Tuesday, July 8, 2014

Book Report: The Strange and Beautiful Sorrows of Ava Lavender

 The Strange and Beautiful Sorrows of Ava Lavender
The Strange and Beautiful Sorrows of Ava Lavender by Leslye Walton
My Rating: 5 out of 5 Stars

To be perfectly honest, this book was one I got only after I couldn't get one that I actually wanted.  I had low expectations before and after reading the synopsis and fully expected it to be a mediocre read, one I would forget about soon after I had finished.  It pleases me to say, however, that my low expectations were easily met and surpassed as this book quickly became one of my all time favorites.

The book is narrated by Ava Lavender, a girl born in 1944 with wings like a bird.  Aside from the wings, Ava is a completely normal girl.  Ava starts the book by telling of her grandmother's story, starting when she was a little girl and finishing when she was a young mother.  Next, Ava proceeds to tell her mother's story before she finally reaches her own.  As far as a plot beyond that I can't say much.  There is no single conflict with rising and falling action.  There is no set goal a character is working toward throughout the entire book.  There is no mold that the events of this book could fit into.  Despite all this, the story line still manages to draw you in and keep you enticed until the very end.

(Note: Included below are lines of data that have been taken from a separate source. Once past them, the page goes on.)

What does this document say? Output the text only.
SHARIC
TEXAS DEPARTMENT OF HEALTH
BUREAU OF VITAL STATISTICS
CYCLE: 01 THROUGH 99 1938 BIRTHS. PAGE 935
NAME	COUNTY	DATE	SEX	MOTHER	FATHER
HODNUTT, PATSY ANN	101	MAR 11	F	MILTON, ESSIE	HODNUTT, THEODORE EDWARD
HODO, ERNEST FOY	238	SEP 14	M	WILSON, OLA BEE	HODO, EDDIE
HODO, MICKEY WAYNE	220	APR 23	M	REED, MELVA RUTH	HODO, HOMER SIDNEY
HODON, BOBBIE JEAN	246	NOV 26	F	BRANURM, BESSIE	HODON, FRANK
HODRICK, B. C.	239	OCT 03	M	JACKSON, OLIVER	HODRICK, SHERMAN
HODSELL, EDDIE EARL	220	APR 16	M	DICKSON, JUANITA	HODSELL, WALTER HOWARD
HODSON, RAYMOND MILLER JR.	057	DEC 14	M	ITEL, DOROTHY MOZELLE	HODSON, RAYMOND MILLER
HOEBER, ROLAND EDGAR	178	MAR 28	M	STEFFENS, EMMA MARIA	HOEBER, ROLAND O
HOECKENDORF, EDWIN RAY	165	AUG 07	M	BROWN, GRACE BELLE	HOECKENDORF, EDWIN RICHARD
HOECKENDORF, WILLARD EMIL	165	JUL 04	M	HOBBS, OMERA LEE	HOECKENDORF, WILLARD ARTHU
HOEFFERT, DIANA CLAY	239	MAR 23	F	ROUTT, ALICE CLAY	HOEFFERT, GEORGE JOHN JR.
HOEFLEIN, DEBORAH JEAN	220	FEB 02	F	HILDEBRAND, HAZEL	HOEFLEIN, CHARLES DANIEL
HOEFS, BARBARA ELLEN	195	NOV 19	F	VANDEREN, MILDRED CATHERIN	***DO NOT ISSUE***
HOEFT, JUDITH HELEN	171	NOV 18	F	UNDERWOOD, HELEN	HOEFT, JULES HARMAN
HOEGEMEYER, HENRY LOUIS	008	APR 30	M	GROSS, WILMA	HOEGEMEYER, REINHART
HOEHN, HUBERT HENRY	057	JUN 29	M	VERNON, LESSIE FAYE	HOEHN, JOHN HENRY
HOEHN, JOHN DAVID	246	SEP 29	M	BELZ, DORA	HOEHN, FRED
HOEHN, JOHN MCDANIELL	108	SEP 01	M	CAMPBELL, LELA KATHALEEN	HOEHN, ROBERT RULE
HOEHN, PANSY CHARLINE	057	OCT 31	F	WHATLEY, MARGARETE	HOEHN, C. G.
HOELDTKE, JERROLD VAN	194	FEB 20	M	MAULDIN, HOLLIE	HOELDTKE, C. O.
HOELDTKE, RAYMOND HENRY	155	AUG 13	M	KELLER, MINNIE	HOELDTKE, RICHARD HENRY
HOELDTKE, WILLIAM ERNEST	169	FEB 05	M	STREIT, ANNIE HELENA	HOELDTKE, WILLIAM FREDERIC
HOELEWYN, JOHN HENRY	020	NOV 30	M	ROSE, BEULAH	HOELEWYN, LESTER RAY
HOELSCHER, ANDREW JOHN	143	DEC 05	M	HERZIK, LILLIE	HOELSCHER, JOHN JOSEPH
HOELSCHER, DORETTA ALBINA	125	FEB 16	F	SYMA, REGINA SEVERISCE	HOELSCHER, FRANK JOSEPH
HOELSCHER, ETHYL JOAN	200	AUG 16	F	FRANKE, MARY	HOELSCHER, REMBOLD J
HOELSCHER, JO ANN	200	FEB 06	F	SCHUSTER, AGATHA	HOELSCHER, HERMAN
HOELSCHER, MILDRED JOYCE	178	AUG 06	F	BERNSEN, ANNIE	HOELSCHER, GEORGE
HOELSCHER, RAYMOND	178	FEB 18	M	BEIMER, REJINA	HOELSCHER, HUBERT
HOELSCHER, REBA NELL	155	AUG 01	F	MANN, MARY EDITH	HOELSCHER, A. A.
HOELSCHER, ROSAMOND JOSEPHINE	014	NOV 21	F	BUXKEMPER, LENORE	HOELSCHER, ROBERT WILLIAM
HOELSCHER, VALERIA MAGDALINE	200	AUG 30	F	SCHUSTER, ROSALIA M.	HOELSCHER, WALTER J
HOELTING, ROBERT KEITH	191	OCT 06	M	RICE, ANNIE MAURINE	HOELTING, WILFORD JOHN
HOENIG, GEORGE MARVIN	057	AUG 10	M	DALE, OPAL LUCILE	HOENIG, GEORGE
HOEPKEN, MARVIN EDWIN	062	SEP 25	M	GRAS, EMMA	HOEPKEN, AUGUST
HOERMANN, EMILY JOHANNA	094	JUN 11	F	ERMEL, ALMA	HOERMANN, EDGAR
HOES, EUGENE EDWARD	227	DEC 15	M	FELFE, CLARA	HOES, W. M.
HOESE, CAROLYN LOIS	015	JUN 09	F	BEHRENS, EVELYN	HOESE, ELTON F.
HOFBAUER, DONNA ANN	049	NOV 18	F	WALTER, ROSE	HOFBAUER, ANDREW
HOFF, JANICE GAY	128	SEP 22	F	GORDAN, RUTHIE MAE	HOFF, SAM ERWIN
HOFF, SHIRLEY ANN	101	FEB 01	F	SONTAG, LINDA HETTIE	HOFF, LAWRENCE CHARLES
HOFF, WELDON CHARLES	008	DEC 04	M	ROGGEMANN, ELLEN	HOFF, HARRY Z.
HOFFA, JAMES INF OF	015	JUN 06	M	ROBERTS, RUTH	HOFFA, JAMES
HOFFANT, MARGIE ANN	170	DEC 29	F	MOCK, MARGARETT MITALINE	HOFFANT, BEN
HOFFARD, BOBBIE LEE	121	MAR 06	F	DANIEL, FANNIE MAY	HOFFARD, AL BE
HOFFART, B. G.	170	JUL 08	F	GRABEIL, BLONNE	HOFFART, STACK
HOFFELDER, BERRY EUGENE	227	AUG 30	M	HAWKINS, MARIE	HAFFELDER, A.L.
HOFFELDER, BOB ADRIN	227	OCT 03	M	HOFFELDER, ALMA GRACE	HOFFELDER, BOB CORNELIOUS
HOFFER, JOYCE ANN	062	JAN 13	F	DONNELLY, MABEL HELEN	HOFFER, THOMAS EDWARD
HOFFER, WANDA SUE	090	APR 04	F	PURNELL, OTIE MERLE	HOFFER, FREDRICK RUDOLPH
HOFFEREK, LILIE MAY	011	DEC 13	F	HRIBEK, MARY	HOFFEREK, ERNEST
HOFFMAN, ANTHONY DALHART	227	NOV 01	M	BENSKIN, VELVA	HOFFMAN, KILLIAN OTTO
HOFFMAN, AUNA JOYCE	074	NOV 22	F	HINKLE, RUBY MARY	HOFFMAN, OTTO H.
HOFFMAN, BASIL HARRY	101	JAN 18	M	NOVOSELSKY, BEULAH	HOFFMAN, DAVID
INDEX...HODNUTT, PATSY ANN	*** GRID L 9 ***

Rather than base the book on a set plot, the book relies heavily on recurring themes. Themes like love, loss, pain, and sorrow that are intricately woven throughout the story.  This book has been categorized as "magical realism" which fits the story perfectly. It takes place in the same world we live in with the same natural laws and everything.  The magic and seemingly impossible portions of this book were presented in such a casual way that I accepted most of them without thought, which gave the book an overall more true and organic feel. This isn't to say that most of said magical portions weren't totally weird. They were. They definitely were. But rather than being weird to the point where you either put the book down or started treating it like a comedy, the magical weirdness added to the beauty of the book and gave you a new appreciation for the writing. 

I can't say enough good things about the writing of this book.  It was absolutely stunning.  The poetic feel of this book introduced you to new settings and characters in such a lyrical and flowing way that you couldn't help but slip into the story.  The places of the story, whether it be the house at the end of Pinnacle Lane or the little French bakery, were presented with such fantastic imagery that I feel like I know exactly what each one looks like; I feel like I've been there myself.  The characters were so real and raw I felt I knew them personally.  Each one was new and different with their own unique back story that enabled you to delve deeper into their character and increase your understanding.

Ultimately, I absolutely loved this book. It was beautiful yet slightly haunting and even now that I've finished it I can't get it out of my head.  Leslye Walton's debut novel will not disappoint, and I would recommend it to just about everyone.